Q. Are you familiar with that contract in any way?
A. No.
Q. Did you have any role in the negotiation and drafting of any portions of the contract between Sciame and either the MTA or Metro-North?
A. No.
Q. Do you know who from Sciame would be involved in the negotiation and drafting of any portions of the contract between Sciame and Metro-North?
A. Steve Colletta, C-O-L-L-E-T-T-A."


(Fitzpatrick EBT, at 9-10 [emphasis supplied].)

Finally, in reply, plaintiff requests summary judgment in his favor on his claims under Labor Law § 241 (6), based on violations of 12 NYCRR 23-1.21 (b) (1), (3), and (4) (i)-(iv).
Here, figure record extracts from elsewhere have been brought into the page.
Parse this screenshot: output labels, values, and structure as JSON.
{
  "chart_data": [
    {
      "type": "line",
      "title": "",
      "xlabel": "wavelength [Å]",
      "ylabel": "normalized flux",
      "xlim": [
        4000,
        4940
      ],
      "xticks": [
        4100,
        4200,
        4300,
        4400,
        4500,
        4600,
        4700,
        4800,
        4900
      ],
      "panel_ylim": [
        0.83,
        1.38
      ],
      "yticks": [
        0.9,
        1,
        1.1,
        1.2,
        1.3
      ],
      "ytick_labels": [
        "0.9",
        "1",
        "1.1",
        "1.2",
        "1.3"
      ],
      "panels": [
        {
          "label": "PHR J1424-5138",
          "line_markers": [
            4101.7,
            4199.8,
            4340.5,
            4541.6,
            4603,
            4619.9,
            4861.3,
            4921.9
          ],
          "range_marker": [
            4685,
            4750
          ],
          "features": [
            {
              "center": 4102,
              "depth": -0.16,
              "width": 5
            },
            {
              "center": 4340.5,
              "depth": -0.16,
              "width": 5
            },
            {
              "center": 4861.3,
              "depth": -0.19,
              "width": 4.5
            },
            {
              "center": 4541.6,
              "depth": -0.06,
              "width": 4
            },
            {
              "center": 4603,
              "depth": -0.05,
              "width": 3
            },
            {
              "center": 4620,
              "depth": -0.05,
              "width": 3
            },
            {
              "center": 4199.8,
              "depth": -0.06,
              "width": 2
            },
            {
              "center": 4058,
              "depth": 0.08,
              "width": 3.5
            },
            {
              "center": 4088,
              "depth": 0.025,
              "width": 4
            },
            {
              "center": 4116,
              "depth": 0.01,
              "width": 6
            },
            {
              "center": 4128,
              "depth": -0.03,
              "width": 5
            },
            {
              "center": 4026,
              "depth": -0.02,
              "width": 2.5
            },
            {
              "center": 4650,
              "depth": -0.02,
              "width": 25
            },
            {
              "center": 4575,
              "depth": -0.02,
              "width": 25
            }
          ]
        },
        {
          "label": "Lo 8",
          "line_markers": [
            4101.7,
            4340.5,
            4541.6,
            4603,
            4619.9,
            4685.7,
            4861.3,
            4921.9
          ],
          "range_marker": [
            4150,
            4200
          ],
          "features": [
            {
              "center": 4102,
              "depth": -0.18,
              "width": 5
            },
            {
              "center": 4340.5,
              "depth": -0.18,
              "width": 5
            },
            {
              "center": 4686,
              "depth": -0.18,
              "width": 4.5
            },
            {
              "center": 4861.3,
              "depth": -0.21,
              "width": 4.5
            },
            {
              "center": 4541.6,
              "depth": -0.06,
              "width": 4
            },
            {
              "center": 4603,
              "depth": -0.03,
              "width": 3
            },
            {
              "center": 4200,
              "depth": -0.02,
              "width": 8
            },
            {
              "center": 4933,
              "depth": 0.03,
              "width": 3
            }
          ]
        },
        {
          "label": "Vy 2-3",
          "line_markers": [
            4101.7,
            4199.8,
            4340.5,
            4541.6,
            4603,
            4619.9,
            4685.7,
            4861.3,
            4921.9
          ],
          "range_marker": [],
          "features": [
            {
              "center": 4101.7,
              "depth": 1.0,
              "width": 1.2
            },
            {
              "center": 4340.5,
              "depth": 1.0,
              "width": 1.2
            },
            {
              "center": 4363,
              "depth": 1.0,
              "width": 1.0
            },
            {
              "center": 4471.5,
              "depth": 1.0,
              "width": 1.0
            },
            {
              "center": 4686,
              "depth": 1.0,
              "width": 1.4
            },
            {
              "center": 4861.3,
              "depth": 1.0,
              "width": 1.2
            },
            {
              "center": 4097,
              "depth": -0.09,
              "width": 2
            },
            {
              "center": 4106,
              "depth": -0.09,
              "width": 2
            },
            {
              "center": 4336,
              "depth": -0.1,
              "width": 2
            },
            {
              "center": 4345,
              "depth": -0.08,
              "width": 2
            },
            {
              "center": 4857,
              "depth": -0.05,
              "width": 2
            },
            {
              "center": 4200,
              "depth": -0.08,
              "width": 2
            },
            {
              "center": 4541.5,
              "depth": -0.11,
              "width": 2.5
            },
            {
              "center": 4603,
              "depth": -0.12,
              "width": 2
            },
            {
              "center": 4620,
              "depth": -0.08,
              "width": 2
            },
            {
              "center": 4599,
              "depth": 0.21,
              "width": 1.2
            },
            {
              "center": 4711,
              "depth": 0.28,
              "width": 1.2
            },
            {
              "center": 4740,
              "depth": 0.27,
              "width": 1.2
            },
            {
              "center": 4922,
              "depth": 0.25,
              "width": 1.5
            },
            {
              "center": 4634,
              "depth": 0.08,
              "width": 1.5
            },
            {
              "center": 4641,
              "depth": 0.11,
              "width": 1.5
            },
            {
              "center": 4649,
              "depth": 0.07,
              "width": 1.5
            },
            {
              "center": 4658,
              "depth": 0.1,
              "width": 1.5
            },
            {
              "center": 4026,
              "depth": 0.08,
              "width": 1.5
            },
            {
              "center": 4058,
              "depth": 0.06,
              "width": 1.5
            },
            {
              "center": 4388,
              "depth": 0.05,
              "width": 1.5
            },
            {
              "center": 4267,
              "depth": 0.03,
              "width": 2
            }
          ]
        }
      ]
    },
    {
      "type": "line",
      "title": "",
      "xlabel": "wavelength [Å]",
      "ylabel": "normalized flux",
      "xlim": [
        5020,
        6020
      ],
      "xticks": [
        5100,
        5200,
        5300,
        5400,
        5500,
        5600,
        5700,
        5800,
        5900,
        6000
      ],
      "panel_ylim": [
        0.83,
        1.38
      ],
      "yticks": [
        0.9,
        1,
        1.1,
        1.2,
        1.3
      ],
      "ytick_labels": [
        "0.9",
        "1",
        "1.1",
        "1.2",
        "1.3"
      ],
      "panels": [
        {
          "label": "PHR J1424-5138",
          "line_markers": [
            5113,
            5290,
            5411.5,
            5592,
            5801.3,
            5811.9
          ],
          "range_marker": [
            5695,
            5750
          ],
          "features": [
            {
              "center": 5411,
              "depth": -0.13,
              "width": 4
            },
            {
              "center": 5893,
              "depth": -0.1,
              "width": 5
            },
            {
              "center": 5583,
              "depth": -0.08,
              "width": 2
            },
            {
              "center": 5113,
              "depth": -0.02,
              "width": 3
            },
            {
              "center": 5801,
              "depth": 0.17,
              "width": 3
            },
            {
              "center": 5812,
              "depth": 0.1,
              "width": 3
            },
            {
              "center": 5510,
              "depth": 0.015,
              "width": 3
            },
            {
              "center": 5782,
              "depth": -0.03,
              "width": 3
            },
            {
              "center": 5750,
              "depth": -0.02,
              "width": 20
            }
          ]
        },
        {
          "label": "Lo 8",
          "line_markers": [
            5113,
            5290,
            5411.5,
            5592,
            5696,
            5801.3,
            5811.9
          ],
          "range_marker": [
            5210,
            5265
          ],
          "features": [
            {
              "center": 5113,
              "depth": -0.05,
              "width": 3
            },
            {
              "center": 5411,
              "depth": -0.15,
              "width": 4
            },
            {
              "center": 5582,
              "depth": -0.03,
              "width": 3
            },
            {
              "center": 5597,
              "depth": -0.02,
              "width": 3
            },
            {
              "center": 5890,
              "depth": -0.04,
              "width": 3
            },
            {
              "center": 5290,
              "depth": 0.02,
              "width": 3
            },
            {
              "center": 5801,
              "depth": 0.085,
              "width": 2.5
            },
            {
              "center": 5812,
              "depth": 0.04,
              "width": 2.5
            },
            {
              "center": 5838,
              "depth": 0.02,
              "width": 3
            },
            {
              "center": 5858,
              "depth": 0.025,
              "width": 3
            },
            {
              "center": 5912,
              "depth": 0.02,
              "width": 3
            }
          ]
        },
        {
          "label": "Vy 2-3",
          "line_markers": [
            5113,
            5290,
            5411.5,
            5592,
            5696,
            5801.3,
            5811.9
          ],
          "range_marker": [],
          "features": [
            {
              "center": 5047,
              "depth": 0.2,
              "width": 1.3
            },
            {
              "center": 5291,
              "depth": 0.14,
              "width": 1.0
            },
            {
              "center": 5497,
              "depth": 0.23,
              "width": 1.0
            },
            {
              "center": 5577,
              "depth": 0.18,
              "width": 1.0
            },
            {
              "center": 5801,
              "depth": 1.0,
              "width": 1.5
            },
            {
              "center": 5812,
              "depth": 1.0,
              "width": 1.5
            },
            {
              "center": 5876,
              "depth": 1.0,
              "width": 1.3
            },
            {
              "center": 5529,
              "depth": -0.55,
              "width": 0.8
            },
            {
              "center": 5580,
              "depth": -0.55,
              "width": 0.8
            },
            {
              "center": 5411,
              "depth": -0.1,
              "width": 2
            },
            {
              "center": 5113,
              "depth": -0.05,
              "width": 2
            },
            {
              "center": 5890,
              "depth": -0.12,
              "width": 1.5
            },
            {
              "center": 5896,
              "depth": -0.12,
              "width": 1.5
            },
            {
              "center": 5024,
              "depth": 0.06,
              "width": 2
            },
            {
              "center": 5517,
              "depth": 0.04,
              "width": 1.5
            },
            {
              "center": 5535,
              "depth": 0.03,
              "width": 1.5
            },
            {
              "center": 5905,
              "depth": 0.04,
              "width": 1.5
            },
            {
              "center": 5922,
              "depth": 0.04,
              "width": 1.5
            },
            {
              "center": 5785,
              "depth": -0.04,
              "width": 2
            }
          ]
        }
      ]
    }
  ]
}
This request is denied as improperly brought. Summary judgment in plaintiff's favor under Labor Law § 241 (6) was not sought in the notice of motion nor raised in plaintiff's moving papers.

CONCLUSION

Accordingly, it is hereby

ORDERED that plaintiff's motion for partial summary judgment is granted in part, and plaintiff is granted partial summary judgment in his favor as to liability only on his Labor Law § 240 (1) claims against defendant F.J. Sciame Construction Co., Inc., and his motion is otherwise denied; and it is further

ORDERED that the remainder of the action shall continue.

Dated: April 9, 2014New York, New YorkENTER:

/s/

J.S.C.

Footnotes


Footnote 1: Fitzpatrick testified at his deposition that he was familiar with the name "F.J. Sciame Construction Company." (Fitzpatrick EBT, at 8.) When asked, "Is that who you are referring to when you say Sciame Construction," he answered, "Yes." (Id.)